Development of a Virtual Framework for Vehicle Control Logic Test and Validation using a Driver-In-The-Loop (DIL) Simulation

Current simulation tools can assist in expediting the development and validation of powertrain control systems compared to traditional methods that exclusively use physical testing. In this study, a co-simulation platform has been developed by connecting Matlab/Simulink, IPG CarMaker, GT-Suite, and PTV Vissim together to create a virtual calibration and validation environment. The purpose of developing this platform is to save time and reduce costs during vehicle testing by largely replacing the calibration and robustness evaluation carried out on physical vehicles with a simulation-based approach.

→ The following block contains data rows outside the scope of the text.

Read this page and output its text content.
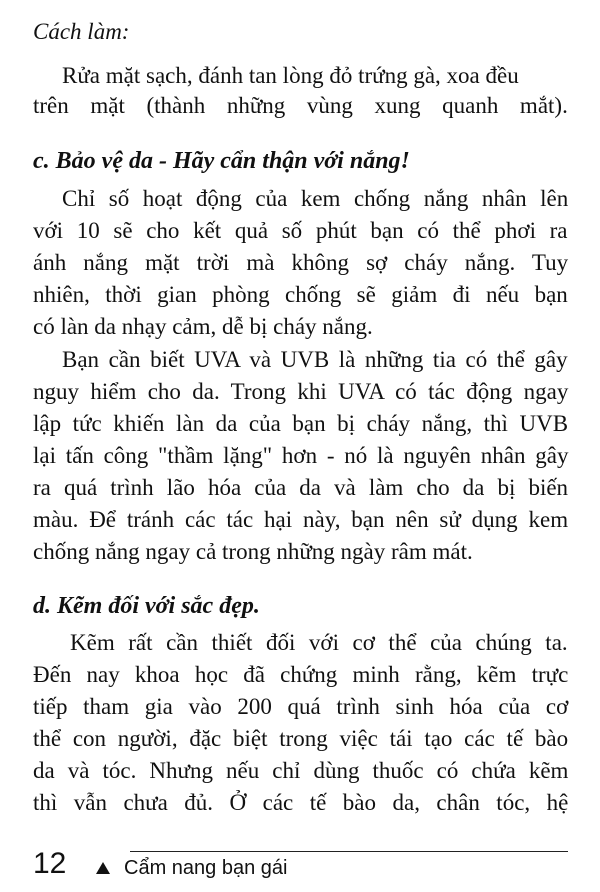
Cách làm:
Rửa mặt sạch, đánh tan lòng đỏ trứng gà, xoa đều
trên mặt (thành những vùng xung quanh mắt).
c. Bảo vệ da - Hãy cẩn thận với nắng!
Chỉ số hoạt động của kem chống nắng nhân lên
với 10 sẽ cho kết quả số phút bạn có thể phơi ra
ánh nắng mặt trời mà không sợ cháy nắng. Tuy
nhiên, thời gian phòng chống sẽ giảm đi nếu bạn
có làn da nhạy cảm, dễ bị cháy nắng.
Bạn cần biết UVA và UVB là những tia có thể gây
nguy hiểm cho da. Trong khi UVA có tác động ngay
lập tức khiến làn da của bạn bị cháy nắng, thì UVB
lại tấn công "thầm lặng" hơn - nó là nguyên nhân gây
ra quá trình lão hóa của da và làm cho da bị biến
màu. Để tránh các tác hại này, bạn nên sử dụng kem
chống nắng ngay cả trong những ngày râm mát.
d. Kẽm đối với sắc đẹp.
Kẽm rất cần thiết đối với cơ thể của chúng ta.
Đến nay khoa học đã chứng minh rằng, kẽm trực
tiếp tham gia vào 200 quá trình sinh hóa của cơ
thể con người, đặc biệt trong việc tái tạo các tế bào
da và tóc. Nhưng nếu chỉ dùng thuốc có chứa kẽm
thì vẫn chưa đủ. Ở các tế bào da, chân tóc, hệ
12	Cẩm nang bạn gái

The platform constructs a virtual environment that replicates the local road network as well as populates the roads with a randomly generated traffic pattern that the simulated vehicle can interact with. By combining the strengths of each software listed above, the developed virtual environment can provide realistic drive scenarios for testing new vehicle control algorithms. One of the primary challenges during development of the virtual test platform involved the driver model producing inputs while interacting with traffic that did not replicate the human behavior observed in on-road data. To avoid the complexity of developing a new driver model, the virtual platform was adapted to become a Driver-In-the-Loop (DIL) system. Outputs from a physical steering wheel, accelerator pedal, and brake pedal on the simulation rig are connected to the vehicle dynamic model thus providing the required driver inputs for this real-time simulation. With this platform the engineer can quickly generate new test conditions as well as repeat previous conditions to support Failure Mode and Effects Analysis (FMEA) of the prototype control logic. This paper explains the structure and configuration of the DIL simulator and demonstrates its application for control logic validation.